Baby Clothes and Car Seat Safety
Layering clothing creates an easy system to both add and remove articles when weather changes. The layering system also facilitates safer winter travel in car seats (whether in infant car seats or convertible car seats). One of the most common car seat safety mistakes is putting your baby into the car seat with thick outer layers. In the event of a crash, that thickly insulated winter coat will immediately flatten and there's a risk that your baby can then slip right out of the shoulder harness.
Car seat harnesses should always fit snugly to babies’ bodies to protect them through travel and in the case of an accident. Parents should not loosen harness straps to fit bulky outerwear as this can leave space for babies to slip through the harness. The American Academy of Pediatrics recommends parents test car seat harness tightness by pinching the straps, “If you can pinch the straps of the car seat harness, then it needs to be tightened to fit snugly against your child's chest.” By removing the bulky outer layers before buckling, babies will still have their base and inner layers to keep warm. Once babies are secured in their seats, parents can add blankets over the harness.
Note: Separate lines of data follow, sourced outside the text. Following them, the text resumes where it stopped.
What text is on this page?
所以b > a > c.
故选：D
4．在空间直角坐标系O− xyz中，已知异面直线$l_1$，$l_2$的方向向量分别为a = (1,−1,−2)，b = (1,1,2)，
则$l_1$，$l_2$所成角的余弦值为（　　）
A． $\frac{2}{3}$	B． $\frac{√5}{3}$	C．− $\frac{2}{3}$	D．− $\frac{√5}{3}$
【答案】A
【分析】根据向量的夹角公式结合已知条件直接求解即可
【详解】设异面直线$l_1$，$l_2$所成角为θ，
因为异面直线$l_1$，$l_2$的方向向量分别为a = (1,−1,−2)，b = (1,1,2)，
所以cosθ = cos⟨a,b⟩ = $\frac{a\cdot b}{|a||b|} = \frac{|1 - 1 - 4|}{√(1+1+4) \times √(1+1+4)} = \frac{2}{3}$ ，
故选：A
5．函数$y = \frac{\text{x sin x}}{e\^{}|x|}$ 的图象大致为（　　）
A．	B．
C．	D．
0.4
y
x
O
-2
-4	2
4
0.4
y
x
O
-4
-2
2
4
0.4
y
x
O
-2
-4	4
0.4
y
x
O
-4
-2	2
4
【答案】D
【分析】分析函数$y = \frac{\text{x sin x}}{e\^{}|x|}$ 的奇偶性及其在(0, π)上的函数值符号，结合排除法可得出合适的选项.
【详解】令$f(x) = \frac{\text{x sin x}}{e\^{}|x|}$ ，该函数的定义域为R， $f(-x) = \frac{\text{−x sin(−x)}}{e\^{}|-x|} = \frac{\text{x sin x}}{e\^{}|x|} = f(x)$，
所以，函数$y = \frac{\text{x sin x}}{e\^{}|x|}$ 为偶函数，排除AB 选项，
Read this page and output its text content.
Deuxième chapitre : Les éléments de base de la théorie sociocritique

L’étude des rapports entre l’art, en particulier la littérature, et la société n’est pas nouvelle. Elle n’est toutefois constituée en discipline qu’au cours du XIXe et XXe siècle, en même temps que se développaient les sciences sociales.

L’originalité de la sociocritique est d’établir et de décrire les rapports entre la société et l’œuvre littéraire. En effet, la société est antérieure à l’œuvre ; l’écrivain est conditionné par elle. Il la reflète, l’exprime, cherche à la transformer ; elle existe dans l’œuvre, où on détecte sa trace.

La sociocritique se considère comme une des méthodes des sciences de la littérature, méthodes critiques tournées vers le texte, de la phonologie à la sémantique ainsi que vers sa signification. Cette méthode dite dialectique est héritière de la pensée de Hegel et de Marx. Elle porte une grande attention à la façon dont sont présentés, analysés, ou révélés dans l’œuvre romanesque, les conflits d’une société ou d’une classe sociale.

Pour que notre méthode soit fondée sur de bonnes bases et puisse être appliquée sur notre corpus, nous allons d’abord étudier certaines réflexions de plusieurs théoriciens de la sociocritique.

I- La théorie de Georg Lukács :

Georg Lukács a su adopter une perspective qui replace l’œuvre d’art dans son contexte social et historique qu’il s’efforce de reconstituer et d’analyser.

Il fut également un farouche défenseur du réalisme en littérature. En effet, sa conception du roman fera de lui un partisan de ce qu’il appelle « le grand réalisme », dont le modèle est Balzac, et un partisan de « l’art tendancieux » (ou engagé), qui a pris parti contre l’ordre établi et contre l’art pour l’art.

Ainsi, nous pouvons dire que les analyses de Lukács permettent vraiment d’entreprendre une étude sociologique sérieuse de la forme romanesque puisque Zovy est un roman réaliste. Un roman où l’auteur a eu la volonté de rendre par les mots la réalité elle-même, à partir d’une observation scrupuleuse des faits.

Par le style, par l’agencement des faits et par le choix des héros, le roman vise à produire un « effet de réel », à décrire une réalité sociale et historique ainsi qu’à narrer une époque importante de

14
Skin Protection for Babies
Once babies are bundled in layers, parents can protect remaining exposed skin on the face and mouth with infant safe balm. Many brands make gentle and fragrance-free options, and these tend to the same brands that also make excellent diaper balms and nipple balms. Apply especially to lips, cheeks, and noses to create a barrier against cold and wind. We love the baby balm made by era organics, highly recommended!
Watch for Cold Weather Safety Concerns
Concerns for both frostbite and hypothermia form many clothing and activity guidelines for babies and children. Any symptoms of these painful and potentially life-threatening conditions should be taken seriously and addressed immediately. If you think there is any risk of frostbite or hypothermia, contact your doctor immediately.
Frostbite: Lengthy exposure to cold temperatures can literally freeze skin tissue. The Mayo Clinic outlines progressing stages of frostbite as frostnip, superficial-, and deep-frostbite, with a recommendation to seek medical attention for superficial and deep signs and symptoms.
Frostnip: Redness in the affected area, some pain and tingling when skin is warmed.
Superficial frostbite: Redness in affected area turns pale or white. The skin pigment may be blotchy. Skin may blister 12-36 hours after skin is warmed.
Deep frostbite: Dying skin tissue turns from white to blue-gray and then black. Large blisters may form 24-48 hours after skin is warmed.
Hypothermia: Children’s small bodies lose heat faster than adults. When body temperatures cannot compete with external cold, internal organs are impacted and the condition can become life-threatening. Suspected hypothermia symptoms require immediate medical attention. Signs may include: Shivering, Slow shallow breathing, Weak pulse, Drowsiness, Loss of consciousness, and/or Bright red cold skin (in infants).
Weather advisories and resources and advice from medical professionals are invaluable to supporting winter safety for babies. Parents should consider packing backup mittens and socks—as these items may get wet or lost—and whenever possible, plan ahead to make extra time for double-checking layers and warming up the car.